We have some improvements and bug fixes coming to the backtester that are worthy of note. I expect these changes will come out later this week. When they do, existing backtests will get a visual flag that says that the algorithm should be re-run using the latest version of the backtester.
Several of these changes will have the effect of changing the results of backtests. This is something we take very seriously. We want our backtester to be trusted, and it's hard to trust a moving target. That said, when there is a significant improvement in accuracy, it's better to be right than consistent. I'm sure that this is not the last change we'll make to the backtester, but I want you to understand that we work very hard to minimize the changes.
The biggest change is to the way we calculate the Sharpe ratio. This change was very much driven by the community. You all saw something that you didn’t like, and we agreed with you! The calculation needed to be changed.
We're going to standardize our Sharpe calculation on daily returns that are annualized (with a few exceptions that will be obvious, like intra-day calculations on live trading). Today, our Sharpe is calculated using the absolute returns over the period specified. As an example, if we look at the Sharpe ratio for July, we're looking at the returns on July 31 minus the returns on July 1; if we're looking at the Sharpe for the last year, we subtract the result of 21-Aug-12 from 21-Aug-13. This method works well in a lot of situations, but it makes it difficult to compare the lifetime Sharpe ratio for algorithms if one algo has been running for longer than the other. When we roll out this change, we're going to fix that problem by taking the returns of each individual day over the period specified and then calculating an annualized Sharpe ratio.
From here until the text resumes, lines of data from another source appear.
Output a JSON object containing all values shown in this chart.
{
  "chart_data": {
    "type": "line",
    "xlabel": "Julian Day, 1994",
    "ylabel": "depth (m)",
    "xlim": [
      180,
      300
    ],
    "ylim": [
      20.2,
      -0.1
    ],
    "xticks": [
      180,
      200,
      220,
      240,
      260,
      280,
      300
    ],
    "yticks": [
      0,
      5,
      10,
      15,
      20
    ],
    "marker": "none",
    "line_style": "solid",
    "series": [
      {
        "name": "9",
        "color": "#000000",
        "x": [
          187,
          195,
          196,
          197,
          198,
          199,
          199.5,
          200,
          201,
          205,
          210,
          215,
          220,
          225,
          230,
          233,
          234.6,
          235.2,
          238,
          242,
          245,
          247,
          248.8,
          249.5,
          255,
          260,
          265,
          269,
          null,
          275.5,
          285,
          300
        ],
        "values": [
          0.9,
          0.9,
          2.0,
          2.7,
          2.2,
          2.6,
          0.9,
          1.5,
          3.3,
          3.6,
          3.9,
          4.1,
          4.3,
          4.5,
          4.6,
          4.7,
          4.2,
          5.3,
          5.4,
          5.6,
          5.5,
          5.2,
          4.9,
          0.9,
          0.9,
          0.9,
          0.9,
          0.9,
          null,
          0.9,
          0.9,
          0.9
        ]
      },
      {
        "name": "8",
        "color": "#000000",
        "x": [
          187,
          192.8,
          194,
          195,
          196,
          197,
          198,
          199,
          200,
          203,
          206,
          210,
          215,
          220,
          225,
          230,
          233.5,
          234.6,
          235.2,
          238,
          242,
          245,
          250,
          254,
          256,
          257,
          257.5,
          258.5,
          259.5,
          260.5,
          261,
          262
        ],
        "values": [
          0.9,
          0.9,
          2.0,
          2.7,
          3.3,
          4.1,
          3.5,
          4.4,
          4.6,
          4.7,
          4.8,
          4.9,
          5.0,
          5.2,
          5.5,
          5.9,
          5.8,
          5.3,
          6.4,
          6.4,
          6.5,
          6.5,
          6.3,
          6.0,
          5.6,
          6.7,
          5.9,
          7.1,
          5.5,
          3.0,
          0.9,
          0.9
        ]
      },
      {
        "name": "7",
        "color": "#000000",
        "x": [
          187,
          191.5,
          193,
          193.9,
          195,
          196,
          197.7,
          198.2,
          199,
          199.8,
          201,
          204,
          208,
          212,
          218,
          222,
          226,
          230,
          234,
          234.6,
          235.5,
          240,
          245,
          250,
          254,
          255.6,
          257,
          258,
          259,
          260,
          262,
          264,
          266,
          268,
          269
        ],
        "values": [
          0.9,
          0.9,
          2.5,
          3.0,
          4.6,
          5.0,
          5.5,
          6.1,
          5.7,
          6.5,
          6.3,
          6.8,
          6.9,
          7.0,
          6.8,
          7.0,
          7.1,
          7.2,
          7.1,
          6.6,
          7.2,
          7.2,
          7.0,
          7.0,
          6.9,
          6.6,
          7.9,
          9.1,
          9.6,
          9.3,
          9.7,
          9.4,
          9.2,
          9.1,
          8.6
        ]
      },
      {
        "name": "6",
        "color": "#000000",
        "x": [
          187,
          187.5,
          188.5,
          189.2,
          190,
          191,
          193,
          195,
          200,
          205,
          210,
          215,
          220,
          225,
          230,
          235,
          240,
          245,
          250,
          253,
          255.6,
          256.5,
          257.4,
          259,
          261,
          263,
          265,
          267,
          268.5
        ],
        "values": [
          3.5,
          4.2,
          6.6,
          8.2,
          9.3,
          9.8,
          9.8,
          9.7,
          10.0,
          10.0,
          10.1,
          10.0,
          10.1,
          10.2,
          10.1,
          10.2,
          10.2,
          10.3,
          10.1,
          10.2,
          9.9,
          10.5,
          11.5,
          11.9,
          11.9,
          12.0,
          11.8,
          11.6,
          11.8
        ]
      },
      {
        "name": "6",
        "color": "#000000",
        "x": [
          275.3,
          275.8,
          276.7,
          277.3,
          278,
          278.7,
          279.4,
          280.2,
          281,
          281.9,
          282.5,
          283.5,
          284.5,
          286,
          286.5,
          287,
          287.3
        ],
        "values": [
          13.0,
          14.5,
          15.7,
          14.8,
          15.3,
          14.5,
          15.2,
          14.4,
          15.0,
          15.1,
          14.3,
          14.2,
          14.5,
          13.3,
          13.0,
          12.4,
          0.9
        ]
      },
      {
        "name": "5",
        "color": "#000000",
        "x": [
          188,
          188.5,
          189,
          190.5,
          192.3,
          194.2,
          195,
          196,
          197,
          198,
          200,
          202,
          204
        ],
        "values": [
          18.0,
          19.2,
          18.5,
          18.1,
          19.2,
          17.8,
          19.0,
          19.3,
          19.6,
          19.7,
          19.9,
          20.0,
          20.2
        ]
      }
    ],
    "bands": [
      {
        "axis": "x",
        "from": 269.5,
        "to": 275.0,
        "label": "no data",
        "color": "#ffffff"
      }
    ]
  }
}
If the period in question is a day, the returns over that day will be taken and annualized over a 252-day year. Similarly, the Sharpe over July will be calculated starting with the sum of the returns of 22 individual trading days, and then annualized. The Sharpe for a year will be calculated with the sum of the returns of the 252 different trading days in the year.
For the mathematically inclined, some more detail: yes, we are calculating the expected value of the daily returns divided by the square root of the daily variance of the returns as described in the formula in Wikipedia. That means to annualize a daily return, the result is multiplied by the square root of 252.
One of the lessons we learned from this process is that we need to be more explicit about how we calculate our ratios and risk metrics. The calculation is performed in Zipline, so anyone can see the calculation there, but not everyone can understand the Zipline code. So, we started sharing this Excel file. This Excel file is the "answer key" that we test Zipline against. We think that more people will be able to understand the Excel file. If you see anything in our answer key you think isn't correctly calculated, we'd like to hear about it so that we can find and fix it. Our Sharpe ratio calculation was following our answer key, but the community prompted us to review our calculation and revise the answer key.
The remaining changes have a smaller impact than the Sharpe change.
In mid-June, we improved the data quality in the feed for live and paper trading algorithms. We are considering re-running against this cleaner data. In a few cases that might cause the paper trading results to change for the days before the change rolled out in June.
In June and July we fixed bugs to our live and paper trading system. For some algorithms that were running before July 8, there are some weird data artifacts. In particular, the benchmark returns after the July 4th holiday were clearly incorrect, and this will correct the returns and any downstream risk metrics for the affected period. If your paper trading results are problematic and you'd like us to re-run your algo, please let us know.
In July, we fixed a bug in our data loader and expanded the set of stocks we had for backtesting. https://www.quantopian.com/posts/berkshire-hathaway-not-available With the additional data we rebuilt the DollarVolumeUniverse, which might result in slightly different outcomes in algorithms using set_universe.